Jesus also heals a paralytic. But Jesus doesn’t just address his physical condition. When Jesus addresses him, Jesus says, “Friend, your sins are forgiven you.” To speak so would be considered blasphemy. Only God may forgive sins. Jesus’ words prompt a religious dispute with the authorities. Jesus answers them, “So that you may know that the Son of Man has authority on earth to forgive sins…” — and Jesus tells the paralyzed man to stand up. He does.
The term “Son of Man” is an ambiguous one. It could refer to the Son of Man that the book of Daniel describes in apocalyptic language as coming on the clouds of heaven. It could also be a generic reference to a human being, much as C.S. Lewis uses in his Narnia series when he speaks of “Sons of Adam and Daughters of Eve.” In Matthew’s version of this healing, the people leave with awe and glorify God “who had given such authority to human beings.”
For me these stories are narrative pictures of how Jesus can restore us to health and community. When we feel unclean or when we have been shunned or excluded from community, we need the cleansing compassionate touch of Jesus, who reaches beyond our social boundaries to create community. When we feel stuck — unable to move or to decide, trapped and unable to live freely — Jesus liberates us so that we can walk again, taking away anything that may burden our conscience.
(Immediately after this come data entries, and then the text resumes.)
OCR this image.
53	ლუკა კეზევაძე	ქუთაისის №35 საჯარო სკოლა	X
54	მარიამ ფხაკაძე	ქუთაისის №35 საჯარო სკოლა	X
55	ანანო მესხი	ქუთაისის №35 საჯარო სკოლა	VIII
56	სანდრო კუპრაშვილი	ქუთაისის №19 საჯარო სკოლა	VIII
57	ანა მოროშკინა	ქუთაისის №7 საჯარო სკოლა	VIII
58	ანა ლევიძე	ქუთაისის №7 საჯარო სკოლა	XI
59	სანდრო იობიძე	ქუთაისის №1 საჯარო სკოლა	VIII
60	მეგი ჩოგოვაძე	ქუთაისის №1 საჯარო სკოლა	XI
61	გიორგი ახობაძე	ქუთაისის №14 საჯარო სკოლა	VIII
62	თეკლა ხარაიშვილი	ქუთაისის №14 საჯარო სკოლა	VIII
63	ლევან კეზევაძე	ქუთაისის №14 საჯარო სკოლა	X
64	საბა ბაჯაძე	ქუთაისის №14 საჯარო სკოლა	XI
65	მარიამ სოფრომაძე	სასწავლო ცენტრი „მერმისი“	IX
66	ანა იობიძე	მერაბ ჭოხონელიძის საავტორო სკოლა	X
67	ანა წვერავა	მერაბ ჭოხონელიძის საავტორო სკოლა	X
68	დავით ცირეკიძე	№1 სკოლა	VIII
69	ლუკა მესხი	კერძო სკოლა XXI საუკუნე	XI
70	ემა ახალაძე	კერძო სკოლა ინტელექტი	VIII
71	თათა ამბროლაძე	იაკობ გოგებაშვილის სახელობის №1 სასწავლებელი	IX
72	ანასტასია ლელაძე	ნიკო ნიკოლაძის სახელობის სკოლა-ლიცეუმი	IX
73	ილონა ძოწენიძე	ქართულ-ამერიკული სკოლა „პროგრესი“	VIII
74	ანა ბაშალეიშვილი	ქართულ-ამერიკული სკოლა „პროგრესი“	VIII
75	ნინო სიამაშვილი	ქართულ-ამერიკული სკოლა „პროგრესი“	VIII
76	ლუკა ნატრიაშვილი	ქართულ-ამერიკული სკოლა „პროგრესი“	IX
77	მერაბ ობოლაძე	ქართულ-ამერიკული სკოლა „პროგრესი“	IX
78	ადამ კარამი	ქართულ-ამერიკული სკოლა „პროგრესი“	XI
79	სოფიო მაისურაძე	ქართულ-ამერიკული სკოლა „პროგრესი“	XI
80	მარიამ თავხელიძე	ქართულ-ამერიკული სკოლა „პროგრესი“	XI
He gives us freedom and forgiveness.
For those of us with too many obligations or too few choices, or for those of us with high control needs or problems bigger than the solutions at hand, hearing these words can lighten our load and give us freedom to move. “Friend, you sins are forgiven you… I say to you, stand up and take your bed and go to your home.” For me, taking up your bed is picking up whatever you’ve been lying on frozen. Going home is returning to that relationship of peace and trust which is our home in Christ.
This is the work of Jesus. To restore community; to cleanse and liberate so that we can be truly alive again. He touches us and we are clean; he speaks and we are liberated.